Auricular acupuncture versus cognitive behavioural therapy in the discontinuation of hypnotic drug usage, and treatment effects on anxiety, depression and insomnia symptoms − a randomised controlled study

Ear Acupuncture was seen to reduce anxiety and depression in this study on 57 participants with insomnia disorder and long term use of hypnotic drugs. 74% of them managed to discontinue their hypnotic drug consumption post-treatment.

Bergdahl L et al, Eur Jn Int Med, Vol 16, 2017,  15-21
European Journal of Integrative Medicine

Abstract

Introduction

The interest in non-pharmacological interventions for insomnia disorder has increased. The aim was to assess the immediate treatment effects of auricular acupuncture (AA) and cognitive behavioural therapy for insomnia (CBT-i) regarding discontinuation of hypnotic usage and symptoms of anxiety, depression and insomnia.

Method

Prospective randomised controlled study. Fifty-seven participants (mean age 61 years (SD 8.6)) with insomnia disorder and long-term use of non-benzodiazepine hypnotics received group-treatment with AA or CBT-i.

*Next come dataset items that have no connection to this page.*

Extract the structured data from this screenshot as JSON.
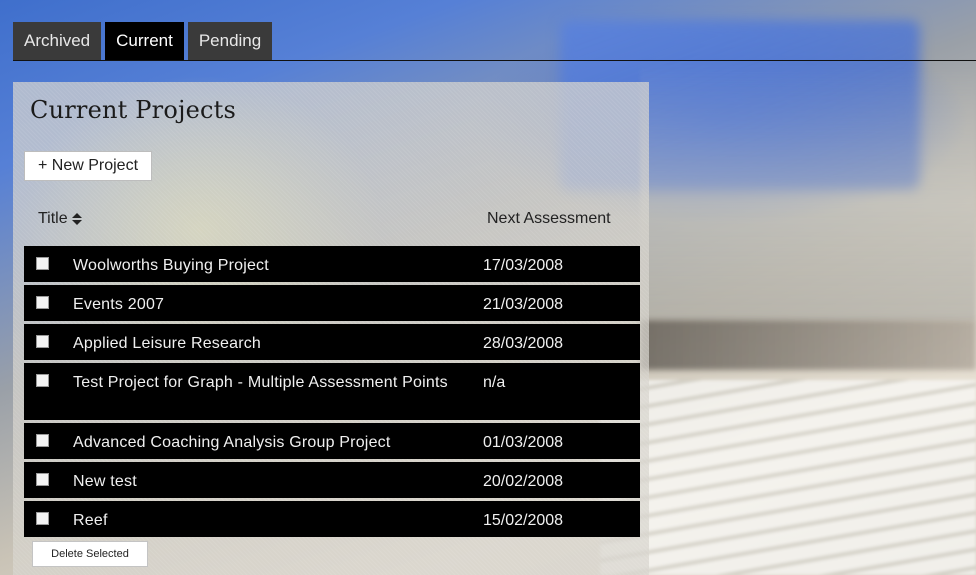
{
  "tabs": [
    {
      "label": "Archived",
      "active": false
    },
    {
      "label": "Current",
      "active": true
    },
    {
      "label": "Pending",
      "active": false
    }
  ],
  "page": {
    "title": "Current Projects",
    "new_button": "+ New Project",
    "delete_button": "Delete Selected"
  },
  "table": {
    "columns": {
      "title": "Title",
      "next_assessment": "Next Assessment"
    },
    "rows": [
      {
        "title": "Woolworths Buying Project",
        "date": "17/03/2008",
        "checked": false
      },
      {
        "title": "Events 2007",
        "date": "21/03/2008",
        "checked": false
      },
      {
        "title": "Applied Leisure Research",
        "date": "28/03/2008",
        "checked": false
      },
      {
        "title": "Test Project for Graph - Multiple Assessment Points",
        "date": "n/a",
        "checked": false
      },
      {
        "title": "Advanced Coaching Analysis Group Project",
        "date": "01/03/2008",
        "checked": false
      },
      {
        "title": "New test",
        "date": "20/02/2008",
        "checked": false
      },
      {
        "title": "Reef",
        "date": "15/02/2008",
        "checked": false
      }
    ]
  },
  "icons": {
    "sort": "sort-updown-icon"
  },
  "colors": {
    "tab_active": "#000000",
    "tab_inactive": "#3a3a3a",
    "row_bg": "#000000"
  }
}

Pre- and post-treatment measures included symptoms of anxiety, depression and insomnia via self-report questionnaires: Hospital Anxiety and Depression scale (HAD-A, HAD-D) and Insomnia Severity Index (ISI). Other sleep parameters and hypnotic consumption were measured with a sleep diary. Linear mixed models were performed to examine treatment effect over time within and between the groups.

Results

Seventy-one percent of the AA participants and 84% of the CBT-i participants managed to discontinue their hypnotic drug consumption post-treatment. Symptoms of anxiety and depression decreased within the AA group (HAD-A (p < 0.05), HAD-D (p < 0.05)) and insomnia symptoms decreased within the CBT-i group (ISI (p < 0.001)). The only between-group difference occurred in ISI (p < 0.001), in favour of CBT-i. According to the within-group sleep diary results, the CBT-i group went to bed later (p < 0.001), fell asleep quicker (p < 0.05), increased their sleep efficiency (p < 0.001) and self-rated sleep quality (p < 0.05) post-treatment.

Conclusions

Both groups ended/maintained low hypnotic drug consumption post-treatment. Short-term reductions occurred in the AA group in anxiety and depression symptoms and in the CBT-i group regarding insomnia symptoms.